The North Indiana Public Services Company has announced it will postpone the decommissioning of two coal-generating facilities until 2025 due to uncertainty and delays caused by a DOC investigation into manufacturers of solar cells and modules in four southeast. Asian countries.

The North Indiana Public Service Company (NIPSCO) announced in its financial results for the first quarter of 2022 that due to uncertainty and delays introduced to the solar panel market by the Department of Commerce (DOC) investigation against solar cell and module manufacturers in four South countries -East Asia. , it will postpone the closure of two coal-fired generating stations from 2023 to 2025.

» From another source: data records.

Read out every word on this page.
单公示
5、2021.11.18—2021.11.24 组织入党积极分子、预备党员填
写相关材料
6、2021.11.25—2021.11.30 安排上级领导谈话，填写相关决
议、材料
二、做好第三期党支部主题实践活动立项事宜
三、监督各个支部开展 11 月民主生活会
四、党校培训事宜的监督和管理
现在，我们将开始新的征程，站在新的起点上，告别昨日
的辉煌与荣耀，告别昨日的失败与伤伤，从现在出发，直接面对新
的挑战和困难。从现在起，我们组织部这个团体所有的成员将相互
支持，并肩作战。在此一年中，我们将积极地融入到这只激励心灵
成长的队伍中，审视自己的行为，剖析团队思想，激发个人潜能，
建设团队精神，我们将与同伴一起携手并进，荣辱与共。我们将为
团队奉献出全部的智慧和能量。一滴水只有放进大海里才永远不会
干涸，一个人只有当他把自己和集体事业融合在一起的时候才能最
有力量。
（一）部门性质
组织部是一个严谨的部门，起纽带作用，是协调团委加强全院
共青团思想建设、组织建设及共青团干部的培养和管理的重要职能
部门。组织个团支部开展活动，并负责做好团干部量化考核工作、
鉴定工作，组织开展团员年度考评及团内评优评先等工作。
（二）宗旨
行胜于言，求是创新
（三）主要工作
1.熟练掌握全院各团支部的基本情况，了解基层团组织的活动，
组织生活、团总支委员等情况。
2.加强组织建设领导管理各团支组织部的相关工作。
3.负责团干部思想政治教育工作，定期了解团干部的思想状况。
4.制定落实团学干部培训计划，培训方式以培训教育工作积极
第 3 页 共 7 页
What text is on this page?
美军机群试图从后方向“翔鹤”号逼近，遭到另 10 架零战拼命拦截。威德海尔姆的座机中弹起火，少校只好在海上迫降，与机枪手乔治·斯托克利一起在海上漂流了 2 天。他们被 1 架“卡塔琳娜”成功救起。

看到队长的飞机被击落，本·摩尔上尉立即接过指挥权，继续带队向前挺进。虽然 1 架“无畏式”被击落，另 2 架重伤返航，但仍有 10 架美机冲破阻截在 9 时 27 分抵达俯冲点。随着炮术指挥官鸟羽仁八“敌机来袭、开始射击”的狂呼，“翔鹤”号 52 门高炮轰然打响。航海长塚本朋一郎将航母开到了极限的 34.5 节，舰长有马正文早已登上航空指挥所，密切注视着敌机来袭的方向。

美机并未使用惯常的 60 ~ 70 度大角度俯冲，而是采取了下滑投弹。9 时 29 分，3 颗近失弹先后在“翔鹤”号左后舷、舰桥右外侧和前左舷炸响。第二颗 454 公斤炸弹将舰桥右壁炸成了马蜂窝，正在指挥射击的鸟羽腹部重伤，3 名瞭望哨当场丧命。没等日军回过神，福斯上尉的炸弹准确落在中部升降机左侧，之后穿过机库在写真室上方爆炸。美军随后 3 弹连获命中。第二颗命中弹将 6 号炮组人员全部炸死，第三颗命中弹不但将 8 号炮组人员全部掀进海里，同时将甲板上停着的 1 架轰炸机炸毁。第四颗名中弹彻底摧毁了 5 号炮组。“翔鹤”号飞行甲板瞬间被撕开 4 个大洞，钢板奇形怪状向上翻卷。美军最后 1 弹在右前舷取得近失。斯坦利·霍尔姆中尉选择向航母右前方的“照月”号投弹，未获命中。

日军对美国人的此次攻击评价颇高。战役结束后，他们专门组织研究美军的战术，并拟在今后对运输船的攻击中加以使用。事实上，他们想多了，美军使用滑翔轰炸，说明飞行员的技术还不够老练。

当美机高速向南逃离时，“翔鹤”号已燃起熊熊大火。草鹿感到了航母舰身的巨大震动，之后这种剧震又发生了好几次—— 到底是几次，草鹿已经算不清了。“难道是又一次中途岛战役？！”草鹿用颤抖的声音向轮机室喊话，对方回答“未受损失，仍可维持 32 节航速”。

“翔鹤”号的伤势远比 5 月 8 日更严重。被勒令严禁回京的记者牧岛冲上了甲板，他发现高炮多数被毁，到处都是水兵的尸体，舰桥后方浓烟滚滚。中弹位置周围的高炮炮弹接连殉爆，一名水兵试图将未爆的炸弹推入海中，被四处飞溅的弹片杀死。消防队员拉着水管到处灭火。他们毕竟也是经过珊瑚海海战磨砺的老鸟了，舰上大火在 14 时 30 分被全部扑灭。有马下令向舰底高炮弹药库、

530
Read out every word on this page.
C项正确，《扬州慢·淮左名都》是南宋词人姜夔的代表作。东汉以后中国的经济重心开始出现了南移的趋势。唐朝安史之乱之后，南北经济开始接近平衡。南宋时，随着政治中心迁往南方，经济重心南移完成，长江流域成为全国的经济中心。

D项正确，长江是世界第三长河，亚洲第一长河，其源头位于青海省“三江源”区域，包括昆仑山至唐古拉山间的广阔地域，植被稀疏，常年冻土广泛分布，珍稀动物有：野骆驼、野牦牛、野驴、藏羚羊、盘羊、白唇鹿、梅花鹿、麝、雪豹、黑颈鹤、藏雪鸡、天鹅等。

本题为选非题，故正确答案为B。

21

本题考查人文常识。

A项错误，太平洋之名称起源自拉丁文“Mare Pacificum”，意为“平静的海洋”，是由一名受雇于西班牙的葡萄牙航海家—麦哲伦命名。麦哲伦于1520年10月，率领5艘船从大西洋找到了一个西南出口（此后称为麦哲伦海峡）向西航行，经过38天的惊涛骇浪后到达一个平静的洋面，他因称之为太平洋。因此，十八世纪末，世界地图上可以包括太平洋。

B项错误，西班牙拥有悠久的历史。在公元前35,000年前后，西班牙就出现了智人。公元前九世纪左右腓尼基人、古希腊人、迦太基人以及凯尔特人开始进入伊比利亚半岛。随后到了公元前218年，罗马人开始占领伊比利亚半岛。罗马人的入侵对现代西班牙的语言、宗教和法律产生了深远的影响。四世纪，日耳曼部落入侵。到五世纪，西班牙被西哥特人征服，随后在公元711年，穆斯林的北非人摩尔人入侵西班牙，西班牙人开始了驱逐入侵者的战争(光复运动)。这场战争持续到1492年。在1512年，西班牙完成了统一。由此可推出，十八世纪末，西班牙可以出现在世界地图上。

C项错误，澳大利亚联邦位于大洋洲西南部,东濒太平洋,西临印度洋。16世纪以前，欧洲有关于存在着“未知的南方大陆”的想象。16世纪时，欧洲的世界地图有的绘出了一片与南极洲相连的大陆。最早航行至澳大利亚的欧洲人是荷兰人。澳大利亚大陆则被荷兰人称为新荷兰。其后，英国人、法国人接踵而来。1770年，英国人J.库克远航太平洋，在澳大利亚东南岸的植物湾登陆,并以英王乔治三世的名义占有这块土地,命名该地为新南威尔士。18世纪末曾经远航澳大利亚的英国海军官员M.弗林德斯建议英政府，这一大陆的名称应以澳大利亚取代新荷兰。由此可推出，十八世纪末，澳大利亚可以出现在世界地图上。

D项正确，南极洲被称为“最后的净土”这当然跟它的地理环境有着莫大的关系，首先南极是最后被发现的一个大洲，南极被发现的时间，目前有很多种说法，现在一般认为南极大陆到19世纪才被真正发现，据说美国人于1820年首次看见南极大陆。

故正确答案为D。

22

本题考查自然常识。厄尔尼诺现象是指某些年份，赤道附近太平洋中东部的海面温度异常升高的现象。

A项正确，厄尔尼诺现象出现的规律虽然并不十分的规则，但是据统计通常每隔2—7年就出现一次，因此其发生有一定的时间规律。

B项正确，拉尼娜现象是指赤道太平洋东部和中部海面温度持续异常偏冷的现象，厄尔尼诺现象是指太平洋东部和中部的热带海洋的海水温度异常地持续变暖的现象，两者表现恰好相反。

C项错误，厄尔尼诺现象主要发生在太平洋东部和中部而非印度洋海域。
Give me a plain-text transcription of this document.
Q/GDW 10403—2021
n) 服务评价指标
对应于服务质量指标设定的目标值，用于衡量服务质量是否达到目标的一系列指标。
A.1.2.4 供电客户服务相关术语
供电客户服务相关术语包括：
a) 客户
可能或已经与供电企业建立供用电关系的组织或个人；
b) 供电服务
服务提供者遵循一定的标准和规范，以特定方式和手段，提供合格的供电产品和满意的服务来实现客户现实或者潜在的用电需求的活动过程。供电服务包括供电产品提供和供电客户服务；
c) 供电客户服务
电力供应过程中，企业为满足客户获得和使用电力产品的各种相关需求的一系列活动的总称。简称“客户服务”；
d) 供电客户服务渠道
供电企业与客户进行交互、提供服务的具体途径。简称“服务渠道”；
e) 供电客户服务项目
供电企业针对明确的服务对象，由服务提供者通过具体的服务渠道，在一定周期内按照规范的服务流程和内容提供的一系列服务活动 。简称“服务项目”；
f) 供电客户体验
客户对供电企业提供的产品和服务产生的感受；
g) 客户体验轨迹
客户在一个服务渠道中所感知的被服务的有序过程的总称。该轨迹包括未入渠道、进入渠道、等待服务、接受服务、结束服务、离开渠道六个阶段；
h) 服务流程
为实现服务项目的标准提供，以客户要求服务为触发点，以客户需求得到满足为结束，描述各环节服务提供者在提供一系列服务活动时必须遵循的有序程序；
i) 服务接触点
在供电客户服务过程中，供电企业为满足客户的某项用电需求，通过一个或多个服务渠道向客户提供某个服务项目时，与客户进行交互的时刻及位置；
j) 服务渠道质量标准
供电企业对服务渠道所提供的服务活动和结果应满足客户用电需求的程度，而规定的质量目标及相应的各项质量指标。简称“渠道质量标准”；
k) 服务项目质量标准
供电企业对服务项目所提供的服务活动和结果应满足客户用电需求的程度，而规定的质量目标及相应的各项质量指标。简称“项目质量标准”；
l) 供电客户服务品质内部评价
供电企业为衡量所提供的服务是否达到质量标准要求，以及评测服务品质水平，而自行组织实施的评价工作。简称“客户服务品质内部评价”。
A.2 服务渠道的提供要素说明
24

According to NIPSCO, most solar projects that were originally scheduled to be completed in 2022 and 2023 will have delays of about 6 to 18 months. The utility company still expects to decommission the entire coal generation by 2026-2028, including the Michigan City generating station, and the investigation has not yet changed the retirement schedule for the facility. NIPSCO also shares that it is on track to achieve its environmental goals, including a 90% reduction in Scope 1’s greenhouse gas emissions relative to 2005 levels by 2030 and a 50% reduction in methane emissions from pipelines and 2005. services until 2025.

Indiana was one of 13 states in the latest publication of the Solar Industry Association a survey of the impact of an investigation against circumvention to 100% of respondents shared that they have a delay or cancellation of the supply of modules. He also joined Idaho as two states to have respondents report that 100% of the state’s conveyor belt development has been postponed by a DOC investigation.

Those who responded to the SEIA survey with data from specific projects noted that so far 3.6 GW of solar projects have been postponed or canceled as a result of the investigation, fourth among all states in the country. According to SEIA, each GW of canceled projects is about $ 1 billion of investments at risk. As of the end of 2021, SEIA predicts that Indiana will add 6.7 GW of solar energy over the next 5 years, meaning more than half of that pipeline is already under threat.

Overall, the uncertainty of the NIPSCO project is about $ 2 billion in deferred investment, and the only real certainty in the situation is that customer accounts will grow soon.

In the U.S. as a whole, 42% of the known solar pipeline has been broken, meaning it is increasingly likely that other utilities will have to look for alternative sources to meet generation needs that have had to be met so far. -deferred solar installations.